This is a very good thought.  I will need to figure out some way to work that out.  We'll see what I come up with.

The main problem I have is that a lot of the most effective things to motivate writing in my experience have been actual classes with actual grades.  I don't really feel up to grading people so I would need some other system where participation for both writing and critique is rewarded somehow.


----------



## DJ_KFX (Jun 9, 2010)

As far as a workshop goes, I'm needing a kind of nuts and bolts approach to working on stories. I think I have enough self-motivation to get the writing done once I have an idea, and so far I've been able to come up with enough ideas to keep me busy.

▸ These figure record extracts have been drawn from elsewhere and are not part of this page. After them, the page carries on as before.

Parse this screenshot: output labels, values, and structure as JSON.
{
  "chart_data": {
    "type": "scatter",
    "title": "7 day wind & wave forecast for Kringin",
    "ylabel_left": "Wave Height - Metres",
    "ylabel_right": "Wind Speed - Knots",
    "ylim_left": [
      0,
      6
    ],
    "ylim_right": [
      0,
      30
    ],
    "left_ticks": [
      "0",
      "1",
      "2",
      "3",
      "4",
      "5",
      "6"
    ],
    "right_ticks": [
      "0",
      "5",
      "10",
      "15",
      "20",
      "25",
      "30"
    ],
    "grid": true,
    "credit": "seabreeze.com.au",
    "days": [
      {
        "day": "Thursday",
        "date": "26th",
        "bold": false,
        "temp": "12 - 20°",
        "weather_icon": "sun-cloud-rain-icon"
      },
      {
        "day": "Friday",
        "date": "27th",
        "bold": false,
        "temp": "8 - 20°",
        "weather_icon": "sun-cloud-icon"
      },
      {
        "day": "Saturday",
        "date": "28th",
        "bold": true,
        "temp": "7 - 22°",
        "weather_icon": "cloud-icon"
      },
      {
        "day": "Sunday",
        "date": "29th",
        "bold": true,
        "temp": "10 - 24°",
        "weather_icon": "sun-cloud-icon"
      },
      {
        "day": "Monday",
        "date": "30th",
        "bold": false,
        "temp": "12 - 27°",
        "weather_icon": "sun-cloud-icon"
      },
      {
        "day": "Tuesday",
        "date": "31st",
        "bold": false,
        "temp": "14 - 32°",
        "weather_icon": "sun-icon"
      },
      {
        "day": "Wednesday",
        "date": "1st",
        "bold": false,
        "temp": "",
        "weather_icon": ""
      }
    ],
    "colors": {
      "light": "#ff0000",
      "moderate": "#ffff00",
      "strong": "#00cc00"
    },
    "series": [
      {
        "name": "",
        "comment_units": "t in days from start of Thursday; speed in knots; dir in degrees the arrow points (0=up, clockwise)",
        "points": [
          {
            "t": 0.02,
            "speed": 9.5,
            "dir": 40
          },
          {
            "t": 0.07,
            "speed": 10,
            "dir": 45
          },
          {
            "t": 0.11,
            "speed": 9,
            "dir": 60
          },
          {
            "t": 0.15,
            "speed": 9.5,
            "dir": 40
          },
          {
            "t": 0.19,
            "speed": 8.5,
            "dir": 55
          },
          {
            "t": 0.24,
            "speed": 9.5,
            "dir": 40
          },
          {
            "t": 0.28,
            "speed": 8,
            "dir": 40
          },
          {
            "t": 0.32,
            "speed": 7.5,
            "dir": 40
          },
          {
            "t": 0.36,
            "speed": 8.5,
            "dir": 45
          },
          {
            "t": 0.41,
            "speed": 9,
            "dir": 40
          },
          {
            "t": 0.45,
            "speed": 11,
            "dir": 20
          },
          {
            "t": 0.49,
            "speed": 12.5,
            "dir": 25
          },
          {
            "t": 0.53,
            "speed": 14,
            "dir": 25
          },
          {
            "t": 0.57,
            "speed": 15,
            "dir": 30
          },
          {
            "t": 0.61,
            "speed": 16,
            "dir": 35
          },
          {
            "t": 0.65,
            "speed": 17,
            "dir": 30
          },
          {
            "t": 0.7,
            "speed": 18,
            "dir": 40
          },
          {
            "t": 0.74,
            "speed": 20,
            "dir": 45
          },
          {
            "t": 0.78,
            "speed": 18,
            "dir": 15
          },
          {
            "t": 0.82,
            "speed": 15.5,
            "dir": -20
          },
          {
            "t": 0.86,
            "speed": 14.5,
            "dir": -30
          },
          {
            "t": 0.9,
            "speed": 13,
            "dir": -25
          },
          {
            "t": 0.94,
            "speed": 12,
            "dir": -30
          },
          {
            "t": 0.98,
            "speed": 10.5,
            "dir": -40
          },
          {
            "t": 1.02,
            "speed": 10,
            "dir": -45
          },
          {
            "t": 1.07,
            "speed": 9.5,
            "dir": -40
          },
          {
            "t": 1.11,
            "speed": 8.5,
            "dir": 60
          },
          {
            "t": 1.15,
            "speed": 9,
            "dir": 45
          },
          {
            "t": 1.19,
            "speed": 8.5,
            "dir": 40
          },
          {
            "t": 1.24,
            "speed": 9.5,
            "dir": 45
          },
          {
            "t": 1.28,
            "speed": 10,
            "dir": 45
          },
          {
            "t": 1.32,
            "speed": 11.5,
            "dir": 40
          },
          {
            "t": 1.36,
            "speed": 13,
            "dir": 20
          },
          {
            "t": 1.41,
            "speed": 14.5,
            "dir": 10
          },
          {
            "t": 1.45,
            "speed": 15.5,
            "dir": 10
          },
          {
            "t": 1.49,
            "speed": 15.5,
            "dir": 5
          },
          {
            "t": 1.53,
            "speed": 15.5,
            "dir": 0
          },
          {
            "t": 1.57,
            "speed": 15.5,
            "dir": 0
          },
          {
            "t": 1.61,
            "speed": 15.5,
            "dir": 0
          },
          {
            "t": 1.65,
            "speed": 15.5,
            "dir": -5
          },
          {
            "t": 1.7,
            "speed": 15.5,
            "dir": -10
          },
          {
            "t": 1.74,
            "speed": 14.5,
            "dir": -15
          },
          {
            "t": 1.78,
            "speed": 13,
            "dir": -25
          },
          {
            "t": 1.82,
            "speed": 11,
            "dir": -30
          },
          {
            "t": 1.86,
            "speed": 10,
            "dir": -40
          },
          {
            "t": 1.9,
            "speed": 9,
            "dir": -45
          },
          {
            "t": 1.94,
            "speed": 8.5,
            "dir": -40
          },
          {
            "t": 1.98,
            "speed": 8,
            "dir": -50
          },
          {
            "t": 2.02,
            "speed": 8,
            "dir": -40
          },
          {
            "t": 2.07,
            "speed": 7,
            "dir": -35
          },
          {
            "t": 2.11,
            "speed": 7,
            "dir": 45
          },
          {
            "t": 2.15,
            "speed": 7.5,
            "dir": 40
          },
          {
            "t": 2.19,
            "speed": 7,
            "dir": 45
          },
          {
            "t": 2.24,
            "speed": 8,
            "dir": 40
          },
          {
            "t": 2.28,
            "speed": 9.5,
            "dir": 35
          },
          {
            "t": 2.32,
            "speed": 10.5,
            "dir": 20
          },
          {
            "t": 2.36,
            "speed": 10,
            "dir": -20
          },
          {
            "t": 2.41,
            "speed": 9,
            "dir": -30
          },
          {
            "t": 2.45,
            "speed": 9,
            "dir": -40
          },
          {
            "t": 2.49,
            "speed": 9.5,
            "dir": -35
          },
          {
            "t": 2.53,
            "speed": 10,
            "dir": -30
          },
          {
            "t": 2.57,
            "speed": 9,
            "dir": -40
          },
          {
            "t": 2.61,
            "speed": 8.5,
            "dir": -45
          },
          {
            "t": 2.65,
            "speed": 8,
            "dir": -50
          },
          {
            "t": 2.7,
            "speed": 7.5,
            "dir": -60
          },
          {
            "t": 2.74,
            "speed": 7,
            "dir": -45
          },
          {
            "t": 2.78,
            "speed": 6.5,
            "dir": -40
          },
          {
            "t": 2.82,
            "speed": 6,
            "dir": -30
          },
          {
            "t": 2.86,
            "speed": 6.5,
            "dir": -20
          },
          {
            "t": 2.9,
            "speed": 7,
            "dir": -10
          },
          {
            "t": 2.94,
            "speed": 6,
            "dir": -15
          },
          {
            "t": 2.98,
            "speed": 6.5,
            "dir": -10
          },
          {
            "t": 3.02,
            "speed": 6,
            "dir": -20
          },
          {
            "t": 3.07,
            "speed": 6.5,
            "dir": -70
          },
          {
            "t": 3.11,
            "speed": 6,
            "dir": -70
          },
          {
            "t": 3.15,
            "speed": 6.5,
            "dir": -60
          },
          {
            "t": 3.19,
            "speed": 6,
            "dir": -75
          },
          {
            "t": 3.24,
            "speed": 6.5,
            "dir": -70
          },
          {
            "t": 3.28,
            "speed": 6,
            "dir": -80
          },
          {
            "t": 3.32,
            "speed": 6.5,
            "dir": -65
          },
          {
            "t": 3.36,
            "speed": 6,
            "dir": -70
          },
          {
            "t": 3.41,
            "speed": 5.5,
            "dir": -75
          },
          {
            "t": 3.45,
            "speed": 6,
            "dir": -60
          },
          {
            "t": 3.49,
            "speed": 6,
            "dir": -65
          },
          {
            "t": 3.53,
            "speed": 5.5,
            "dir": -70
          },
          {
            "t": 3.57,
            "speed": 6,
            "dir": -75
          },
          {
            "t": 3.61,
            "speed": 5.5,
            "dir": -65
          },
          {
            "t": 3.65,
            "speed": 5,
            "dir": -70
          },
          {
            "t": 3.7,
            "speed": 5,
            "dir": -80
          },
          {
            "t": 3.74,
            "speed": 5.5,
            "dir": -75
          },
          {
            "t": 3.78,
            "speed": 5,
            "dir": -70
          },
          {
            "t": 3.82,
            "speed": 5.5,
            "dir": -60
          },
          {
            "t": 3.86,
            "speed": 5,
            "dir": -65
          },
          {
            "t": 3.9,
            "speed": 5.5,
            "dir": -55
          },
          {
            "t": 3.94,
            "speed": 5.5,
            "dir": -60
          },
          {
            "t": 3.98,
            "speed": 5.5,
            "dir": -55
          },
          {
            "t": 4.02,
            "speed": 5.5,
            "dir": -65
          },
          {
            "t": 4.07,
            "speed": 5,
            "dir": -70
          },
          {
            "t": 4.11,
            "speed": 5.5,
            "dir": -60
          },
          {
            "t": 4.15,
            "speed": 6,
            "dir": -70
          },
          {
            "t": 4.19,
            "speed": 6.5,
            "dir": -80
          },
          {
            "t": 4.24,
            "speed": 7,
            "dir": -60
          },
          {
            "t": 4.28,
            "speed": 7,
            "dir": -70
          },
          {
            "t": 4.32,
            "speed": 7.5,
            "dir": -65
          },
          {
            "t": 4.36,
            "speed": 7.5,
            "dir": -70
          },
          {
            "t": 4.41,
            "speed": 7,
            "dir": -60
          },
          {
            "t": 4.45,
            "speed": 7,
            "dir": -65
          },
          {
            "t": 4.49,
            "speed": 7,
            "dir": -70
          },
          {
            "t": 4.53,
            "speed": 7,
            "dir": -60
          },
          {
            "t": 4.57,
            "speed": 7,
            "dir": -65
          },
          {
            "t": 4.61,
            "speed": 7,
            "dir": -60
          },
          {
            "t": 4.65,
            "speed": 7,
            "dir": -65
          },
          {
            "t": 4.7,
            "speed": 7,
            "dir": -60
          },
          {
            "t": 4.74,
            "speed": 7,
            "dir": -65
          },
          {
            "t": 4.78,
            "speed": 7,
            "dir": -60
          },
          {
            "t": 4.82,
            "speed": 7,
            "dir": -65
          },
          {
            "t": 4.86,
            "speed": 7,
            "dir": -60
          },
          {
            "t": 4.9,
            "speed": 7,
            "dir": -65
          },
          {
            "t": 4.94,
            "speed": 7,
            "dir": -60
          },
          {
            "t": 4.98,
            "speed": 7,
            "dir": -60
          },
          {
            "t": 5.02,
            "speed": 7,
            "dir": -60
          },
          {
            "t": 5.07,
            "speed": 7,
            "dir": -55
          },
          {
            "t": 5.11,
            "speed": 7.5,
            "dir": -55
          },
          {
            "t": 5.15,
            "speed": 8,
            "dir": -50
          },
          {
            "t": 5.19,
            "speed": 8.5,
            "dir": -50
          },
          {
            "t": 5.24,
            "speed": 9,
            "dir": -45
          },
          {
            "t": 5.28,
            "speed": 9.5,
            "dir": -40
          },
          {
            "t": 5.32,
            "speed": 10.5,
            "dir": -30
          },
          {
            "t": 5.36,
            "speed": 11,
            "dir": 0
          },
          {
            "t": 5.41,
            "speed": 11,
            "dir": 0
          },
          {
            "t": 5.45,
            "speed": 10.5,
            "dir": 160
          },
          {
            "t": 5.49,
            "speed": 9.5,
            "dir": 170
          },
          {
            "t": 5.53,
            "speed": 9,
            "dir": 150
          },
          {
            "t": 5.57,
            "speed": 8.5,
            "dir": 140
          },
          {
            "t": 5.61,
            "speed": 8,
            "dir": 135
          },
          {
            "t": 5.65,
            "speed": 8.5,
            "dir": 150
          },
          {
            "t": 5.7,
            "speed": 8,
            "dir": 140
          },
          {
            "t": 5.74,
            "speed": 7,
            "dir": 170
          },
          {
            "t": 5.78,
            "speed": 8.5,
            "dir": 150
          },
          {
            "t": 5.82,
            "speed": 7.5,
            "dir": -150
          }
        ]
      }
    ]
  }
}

I think I am looking for pointers or exercises to refine my work. The best analogy I can think of at the moment is building a house. I need someone to point out where my foundations are not as solid as they should be; give me advice on how to turn an otherwise decent built house into something with nice paint and furniture that the reader wants to come in and stay a while.
Part of the problem though is that I usually don't have a lot of free time to dig through the forums here.


----------



## Hauke (Jun 10, 2010)

kitreshawn said:


> I don't really feel up to grading people...


 
I'm an expert at grading people; especially in online environments where participation is part of the grade.  :>  I've been called upon to do it for a living.  I don't want to try to set myself up as some sort of taskmaster for the workshop, especially when my performance so far has been inadequate as far as the feedback and critique section goes.  But if you had any questions...


----------



## paintballadict9 (Jun 10, 2010)

I want to improve my writing with this. The level im at right now is pretty horrible...i plan to actually start participating in these instead of just lurking.


----------



## Altamont (Jun 10, 2010)

I'd really like to cure my insufferable Writer's Block. Lately I've been delving in to all of the ecercises and practices I can because I have so many fu ideas I'd like to write about but everytime I put pen to paper (or, in this case, fingers to keyboard) I just can't write a damned word. I though participating in these very fun writer's workshops could help me out of that


----------